"Galatasaray Kulübü'nün
Florya Metin Oktay Tesisleri'nde giriş kapısına sıkışarak yaşamını yitiren foto muhabiri arkadaşımız Erkan Koyuncu'nun (37) soruşturması jet hızıyla tamamlandı. Hazırlanan iddianamede güvenlik görevlisi Fatih D. (32) için 'taksirle ölüme neden olma' suçundan 6 yıla kadar hapis cezası istendi.
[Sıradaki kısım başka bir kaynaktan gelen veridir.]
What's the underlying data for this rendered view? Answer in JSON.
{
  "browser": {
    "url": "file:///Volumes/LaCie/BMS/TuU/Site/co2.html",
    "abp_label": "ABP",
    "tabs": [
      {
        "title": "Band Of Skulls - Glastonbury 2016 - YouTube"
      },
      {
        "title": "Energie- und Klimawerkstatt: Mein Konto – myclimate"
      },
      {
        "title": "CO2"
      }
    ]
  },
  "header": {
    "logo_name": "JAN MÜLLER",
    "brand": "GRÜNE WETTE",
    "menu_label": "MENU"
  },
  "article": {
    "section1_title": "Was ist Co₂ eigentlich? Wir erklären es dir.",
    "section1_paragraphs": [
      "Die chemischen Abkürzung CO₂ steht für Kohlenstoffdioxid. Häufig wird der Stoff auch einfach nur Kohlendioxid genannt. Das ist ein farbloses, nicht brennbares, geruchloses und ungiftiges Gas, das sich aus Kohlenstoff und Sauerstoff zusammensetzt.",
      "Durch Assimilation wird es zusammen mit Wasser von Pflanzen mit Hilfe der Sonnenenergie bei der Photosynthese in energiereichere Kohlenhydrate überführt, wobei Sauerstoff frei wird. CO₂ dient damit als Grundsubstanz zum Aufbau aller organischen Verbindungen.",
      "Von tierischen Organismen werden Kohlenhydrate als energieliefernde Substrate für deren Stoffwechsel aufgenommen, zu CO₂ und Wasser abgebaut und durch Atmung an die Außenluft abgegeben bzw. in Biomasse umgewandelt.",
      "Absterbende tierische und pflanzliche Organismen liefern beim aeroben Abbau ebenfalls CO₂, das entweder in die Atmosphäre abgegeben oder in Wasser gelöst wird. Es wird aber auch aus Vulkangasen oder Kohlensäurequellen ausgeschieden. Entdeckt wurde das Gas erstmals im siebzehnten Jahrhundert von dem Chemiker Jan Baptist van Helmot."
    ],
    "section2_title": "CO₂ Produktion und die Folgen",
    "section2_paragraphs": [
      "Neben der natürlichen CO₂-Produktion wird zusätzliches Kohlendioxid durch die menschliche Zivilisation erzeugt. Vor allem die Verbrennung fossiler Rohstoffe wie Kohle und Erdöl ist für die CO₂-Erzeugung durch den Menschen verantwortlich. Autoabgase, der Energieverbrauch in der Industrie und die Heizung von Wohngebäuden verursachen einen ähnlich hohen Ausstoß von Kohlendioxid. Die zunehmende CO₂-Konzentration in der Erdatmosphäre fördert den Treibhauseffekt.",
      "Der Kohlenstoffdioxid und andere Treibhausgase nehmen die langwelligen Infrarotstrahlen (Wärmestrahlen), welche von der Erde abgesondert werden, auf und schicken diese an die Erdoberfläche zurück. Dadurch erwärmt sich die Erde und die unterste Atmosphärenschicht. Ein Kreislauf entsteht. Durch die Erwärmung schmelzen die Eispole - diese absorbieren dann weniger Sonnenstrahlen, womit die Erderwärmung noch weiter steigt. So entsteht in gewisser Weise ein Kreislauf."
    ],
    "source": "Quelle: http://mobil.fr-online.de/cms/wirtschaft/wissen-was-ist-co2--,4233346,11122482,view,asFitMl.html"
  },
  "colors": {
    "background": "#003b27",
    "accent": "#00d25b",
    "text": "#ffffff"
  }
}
Galatasaray Kulübü'ne ise bir dava açılmadı."
Dün sabah gazetemde bu satırları okuyunca hiç şaşırmadım.. Bu ülkede hangi pisi pisine ölen, öldüğü ile kalmadı ki?.
Bu ülkede her ihmal cinayetinde, en aşağıdaki, en güçsüz ve belki de en suçsuz olanı yargılayıp işi kapatmadık mı?.
O beş tonluk cinayet aletini oraya koyanın, yıllardır denetlemeyen "Bu korkunç kapının burda ne işi var" demeyenlerin hiç ama hiç suçu yok, kabahat bir güvenlik görevlisinde..
Sayın Jet Savcımın, Hukuk ilmini hangi okulda okuduğunu çok merak ediyorum..
Diyelim Erkan'ın ölüm sebebi, o güvenlik görevlisinin bir anlık dalgınlığı, paniği.. "Dur" düğmesi yerine "Çalıştır" düğmesine basması..
Yahu bir insan canı, bir ihmale, bir dalgınlığa teslim edilir mi?. Hangimiz günde kaç kez dalıp, yanlış yapmıyoruz?.
O kapının olduğu Florya'da Belediye, itfaiye gibi kurumlar ne işe yarar?. Herkese açık alanlar için ruhsat verenler kimler?.
En az 20 suçlu sayıveririm bir saatte..
Bu ölüm Amerika'da olsa, o kulübün başkanı daha o gün tutuklanmış, kim bilir kaç milyon dolar kefaletle serbest bırakılmıştı..
İnsan canı bu.. İnsan canı.. Geri dönüşü yok.. Yerine de koyamazsınız.. Gitti mi gider..
Güvenlik görevlisi ihmali.. Asliye Ceza'da altı yıla kadar hapisle, bir zavallı en günahsız yargılanacak ve de kamunun Adalet duyusu ve vicdanı da tatmin olacak öyle mi, kamu avukatı dostum?.